I sat in the ZinZanni tent for what seemed like the millionth time. This time I was waiting for our star Liliane to arrive for her photo shoot. She blew in as stunning as always; gliding through her makeup routine with the ease that only comes with decades of practice and experience. She smiled wistfully during our introduction; I the ZinZanni intern and she our leading lady, and waived away my frets with her painted fingernails–protesting any food or flowers. “No frills,” she demanded, “Just bring me my ‘shampoo’.”
From there, I followed the crew (consisting of Korum, Lisa, and Miriam) on my little orange scooter to Michael Doucett’s photo studio in Pioneer Square where we were scheduled for an afternoon of set-up shots featuring Liliane. Stuffing ourselves into an elevator that looked as though it had been excavated from the sunken Titanic, we held our breaths until lifted to our destination; a vintage shared studio littered with ceramics, photos, paintings, and a collection of other artistries. The landlord appeared in time to give Liliane the tour of his studio–a world of brightly colored flowers, music, and statues from around the world. “You are so talented!” Liliane exclaimed at the pictures, “you must teach me! I am, of course, no good–but I must learn this from you!”

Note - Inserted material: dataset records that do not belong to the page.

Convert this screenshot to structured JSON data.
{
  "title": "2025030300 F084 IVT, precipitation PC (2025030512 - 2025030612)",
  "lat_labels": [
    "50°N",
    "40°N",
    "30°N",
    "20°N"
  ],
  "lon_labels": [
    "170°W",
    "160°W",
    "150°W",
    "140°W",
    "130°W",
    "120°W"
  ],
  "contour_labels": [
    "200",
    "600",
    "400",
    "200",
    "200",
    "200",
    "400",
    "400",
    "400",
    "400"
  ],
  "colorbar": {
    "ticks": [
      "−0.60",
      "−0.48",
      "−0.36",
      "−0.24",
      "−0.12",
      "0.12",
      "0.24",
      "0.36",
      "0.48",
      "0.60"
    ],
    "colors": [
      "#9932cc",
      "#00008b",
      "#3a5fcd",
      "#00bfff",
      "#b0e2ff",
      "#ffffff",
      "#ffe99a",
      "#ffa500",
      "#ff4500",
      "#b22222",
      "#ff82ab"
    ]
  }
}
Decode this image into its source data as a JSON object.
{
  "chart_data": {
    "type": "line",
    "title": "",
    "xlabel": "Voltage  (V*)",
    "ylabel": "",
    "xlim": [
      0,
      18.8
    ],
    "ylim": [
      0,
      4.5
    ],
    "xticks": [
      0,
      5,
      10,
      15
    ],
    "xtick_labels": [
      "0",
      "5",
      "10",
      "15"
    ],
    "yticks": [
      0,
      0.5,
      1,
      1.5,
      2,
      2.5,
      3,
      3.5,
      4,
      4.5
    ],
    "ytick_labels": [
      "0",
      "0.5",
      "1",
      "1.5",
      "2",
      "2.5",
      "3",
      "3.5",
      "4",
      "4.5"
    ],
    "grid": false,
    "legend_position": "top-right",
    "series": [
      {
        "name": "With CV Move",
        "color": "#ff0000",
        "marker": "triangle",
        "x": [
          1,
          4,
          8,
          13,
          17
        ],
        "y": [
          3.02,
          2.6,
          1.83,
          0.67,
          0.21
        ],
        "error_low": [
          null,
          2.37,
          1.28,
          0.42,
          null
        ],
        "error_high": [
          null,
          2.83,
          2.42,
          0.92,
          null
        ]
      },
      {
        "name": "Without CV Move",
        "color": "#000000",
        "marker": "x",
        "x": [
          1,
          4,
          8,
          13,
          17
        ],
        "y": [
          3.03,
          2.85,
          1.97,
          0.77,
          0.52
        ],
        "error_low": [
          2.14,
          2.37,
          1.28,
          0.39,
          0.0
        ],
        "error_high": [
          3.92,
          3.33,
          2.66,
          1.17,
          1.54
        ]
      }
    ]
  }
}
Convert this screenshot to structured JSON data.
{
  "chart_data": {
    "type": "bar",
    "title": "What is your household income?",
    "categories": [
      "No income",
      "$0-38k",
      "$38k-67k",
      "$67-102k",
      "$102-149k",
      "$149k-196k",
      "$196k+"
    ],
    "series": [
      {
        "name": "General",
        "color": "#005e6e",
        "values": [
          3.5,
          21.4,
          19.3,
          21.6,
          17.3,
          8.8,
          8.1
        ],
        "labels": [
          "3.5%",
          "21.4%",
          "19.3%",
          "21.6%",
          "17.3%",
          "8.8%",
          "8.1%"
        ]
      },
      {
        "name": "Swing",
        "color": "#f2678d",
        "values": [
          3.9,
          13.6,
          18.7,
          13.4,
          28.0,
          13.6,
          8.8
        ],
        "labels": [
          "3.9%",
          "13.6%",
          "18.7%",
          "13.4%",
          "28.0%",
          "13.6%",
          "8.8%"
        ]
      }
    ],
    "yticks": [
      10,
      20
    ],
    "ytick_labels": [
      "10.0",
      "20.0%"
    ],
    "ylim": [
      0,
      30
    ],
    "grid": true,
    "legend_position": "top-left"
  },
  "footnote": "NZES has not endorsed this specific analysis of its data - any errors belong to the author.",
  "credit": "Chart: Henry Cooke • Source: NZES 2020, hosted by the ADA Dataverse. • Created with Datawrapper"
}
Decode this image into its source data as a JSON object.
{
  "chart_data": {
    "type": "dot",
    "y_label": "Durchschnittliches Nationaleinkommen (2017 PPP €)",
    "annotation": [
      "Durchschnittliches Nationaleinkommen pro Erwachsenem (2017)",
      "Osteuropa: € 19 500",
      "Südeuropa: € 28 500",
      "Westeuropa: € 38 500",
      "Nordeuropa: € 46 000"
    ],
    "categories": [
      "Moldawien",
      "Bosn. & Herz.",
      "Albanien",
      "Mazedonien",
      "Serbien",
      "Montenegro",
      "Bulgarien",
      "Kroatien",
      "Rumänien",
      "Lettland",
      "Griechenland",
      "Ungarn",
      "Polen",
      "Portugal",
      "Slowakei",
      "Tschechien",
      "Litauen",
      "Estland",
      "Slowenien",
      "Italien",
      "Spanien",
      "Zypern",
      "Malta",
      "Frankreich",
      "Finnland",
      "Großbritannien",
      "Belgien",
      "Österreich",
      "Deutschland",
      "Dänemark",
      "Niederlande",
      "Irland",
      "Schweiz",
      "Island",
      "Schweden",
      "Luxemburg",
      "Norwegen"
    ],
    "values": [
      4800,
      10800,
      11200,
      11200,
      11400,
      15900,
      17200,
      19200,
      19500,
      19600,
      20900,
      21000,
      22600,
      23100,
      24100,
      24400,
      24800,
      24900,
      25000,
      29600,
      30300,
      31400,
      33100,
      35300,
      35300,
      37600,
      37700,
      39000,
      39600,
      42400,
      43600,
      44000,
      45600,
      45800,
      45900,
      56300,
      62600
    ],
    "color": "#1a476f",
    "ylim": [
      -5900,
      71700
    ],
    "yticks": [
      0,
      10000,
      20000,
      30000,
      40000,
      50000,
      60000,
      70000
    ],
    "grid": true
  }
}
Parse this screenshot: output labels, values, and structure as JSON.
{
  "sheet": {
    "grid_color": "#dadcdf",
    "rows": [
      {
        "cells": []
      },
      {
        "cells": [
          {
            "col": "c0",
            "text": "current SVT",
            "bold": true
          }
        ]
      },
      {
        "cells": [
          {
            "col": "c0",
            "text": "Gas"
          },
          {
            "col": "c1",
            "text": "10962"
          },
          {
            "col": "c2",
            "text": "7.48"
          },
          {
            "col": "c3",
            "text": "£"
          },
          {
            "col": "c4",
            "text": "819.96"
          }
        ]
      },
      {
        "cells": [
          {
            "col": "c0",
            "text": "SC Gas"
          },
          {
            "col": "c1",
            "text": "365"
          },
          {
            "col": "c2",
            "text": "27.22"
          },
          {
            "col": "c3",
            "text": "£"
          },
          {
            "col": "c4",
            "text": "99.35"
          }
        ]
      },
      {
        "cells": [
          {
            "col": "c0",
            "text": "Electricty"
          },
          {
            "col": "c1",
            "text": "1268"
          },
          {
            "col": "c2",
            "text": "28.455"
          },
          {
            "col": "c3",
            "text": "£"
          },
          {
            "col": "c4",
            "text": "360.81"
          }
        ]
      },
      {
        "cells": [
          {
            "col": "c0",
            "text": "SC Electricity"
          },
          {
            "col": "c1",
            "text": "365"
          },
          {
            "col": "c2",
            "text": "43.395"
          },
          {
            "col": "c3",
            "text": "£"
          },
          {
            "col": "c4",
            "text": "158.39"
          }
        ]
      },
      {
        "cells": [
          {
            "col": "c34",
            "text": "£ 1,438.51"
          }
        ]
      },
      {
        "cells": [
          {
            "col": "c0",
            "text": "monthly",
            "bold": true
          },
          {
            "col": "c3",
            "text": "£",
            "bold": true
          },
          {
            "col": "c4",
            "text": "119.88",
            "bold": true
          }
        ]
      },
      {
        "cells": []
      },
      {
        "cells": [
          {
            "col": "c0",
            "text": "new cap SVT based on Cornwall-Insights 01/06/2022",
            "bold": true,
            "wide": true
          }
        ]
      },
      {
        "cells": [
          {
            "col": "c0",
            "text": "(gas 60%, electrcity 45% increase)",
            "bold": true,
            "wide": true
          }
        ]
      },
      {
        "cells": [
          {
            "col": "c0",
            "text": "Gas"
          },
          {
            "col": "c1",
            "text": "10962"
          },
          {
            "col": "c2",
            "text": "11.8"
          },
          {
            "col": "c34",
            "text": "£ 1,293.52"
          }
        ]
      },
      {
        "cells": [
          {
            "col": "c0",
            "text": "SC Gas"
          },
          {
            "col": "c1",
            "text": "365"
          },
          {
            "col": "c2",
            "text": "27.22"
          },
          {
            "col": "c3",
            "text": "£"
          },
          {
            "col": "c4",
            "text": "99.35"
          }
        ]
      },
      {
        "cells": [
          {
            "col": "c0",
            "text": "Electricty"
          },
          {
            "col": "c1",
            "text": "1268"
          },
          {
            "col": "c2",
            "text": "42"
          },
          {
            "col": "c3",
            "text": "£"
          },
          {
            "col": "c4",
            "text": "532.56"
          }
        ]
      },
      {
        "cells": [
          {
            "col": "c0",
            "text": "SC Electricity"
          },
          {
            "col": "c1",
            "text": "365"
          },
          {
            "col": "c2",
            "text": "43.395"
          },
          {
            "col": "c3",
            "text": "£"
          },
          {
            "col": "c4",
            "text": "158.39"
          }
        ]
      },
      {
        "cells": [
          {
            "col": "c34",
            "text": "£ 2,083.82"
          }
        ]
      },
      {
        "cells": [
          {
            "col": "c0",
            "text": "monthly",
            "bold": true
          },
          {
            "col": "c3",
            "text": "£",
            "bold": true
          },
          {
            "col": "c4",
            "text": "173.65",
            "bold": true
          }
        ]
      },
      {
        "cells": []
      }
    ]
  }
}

Much obliged, the artist agreed. “So, what’s your story?” he asked timidly, still not sure what to make of the woman praising his work, “what do you do?”
She tipped back her head with dramatic flair, “Why, I am a star,” she pronounced. “First, I was a ballet star, then I was a movie star, then I was a Broadway star, and now I am a Teatro ZinZanni star,” she smiled widely upon reflection, “All my life I’ve been a star!”
He shifted his eyes in confusion or embarrassment, not sure where to land. “Good, very good,” now laughing, “That’s wonderful.”
She smiled and laughed back to him, “I know!”
By now, Michael had appeared in the other room, busy throwing together lights and backdrops, playing with the ideas of different props and scenarios. His words fell rapidly from his mind as he filled us in on all the gossip of the photography world, the ideas he had for ZinZanni characters, and whatever else happened to run across the screen behind his eyelids. He melted over Liliane as she walked into the room, “You’re make-up is perfect! Everything is perfect! Hands down, the most beautiful woman I have ever photographed!”
As she changed into her dress, I popped open the champagne and the party began. I asked again if she might need anything to eat to which she responded, “Oh no. I don’t eat, only drink,” she laughed, “and at this age it’s okay to say.”
Must be a good age to be, I thought, probably for the first time.
She dazzled us with her poses–her energy seeping through her pores, capturing the lens with the same charisma she uses to captivate her audiences nightly. She chatted through life stories of living next to Judy Garland, tucking her into bed after wild nights of Vegas parties.
“You knew Judy Garland?” Michael stopped, nearly dropping his camera.
“Oh, yes,” she shrugged, “I only want to be surrounded by talented people. I love talented people! How else can you learn?”
“Judy Garland…” Michael drooled, for once, seemingly speechless.
After a few more costume changes and what seemed like a hundred shots, we rendered it a day. Liliane said her goodbyes to her newly established painting instructor as we cleared the studio.
She seemed to confirm herself that day, proving that which she and everyone else already knew; Liliane was simply born to be a star.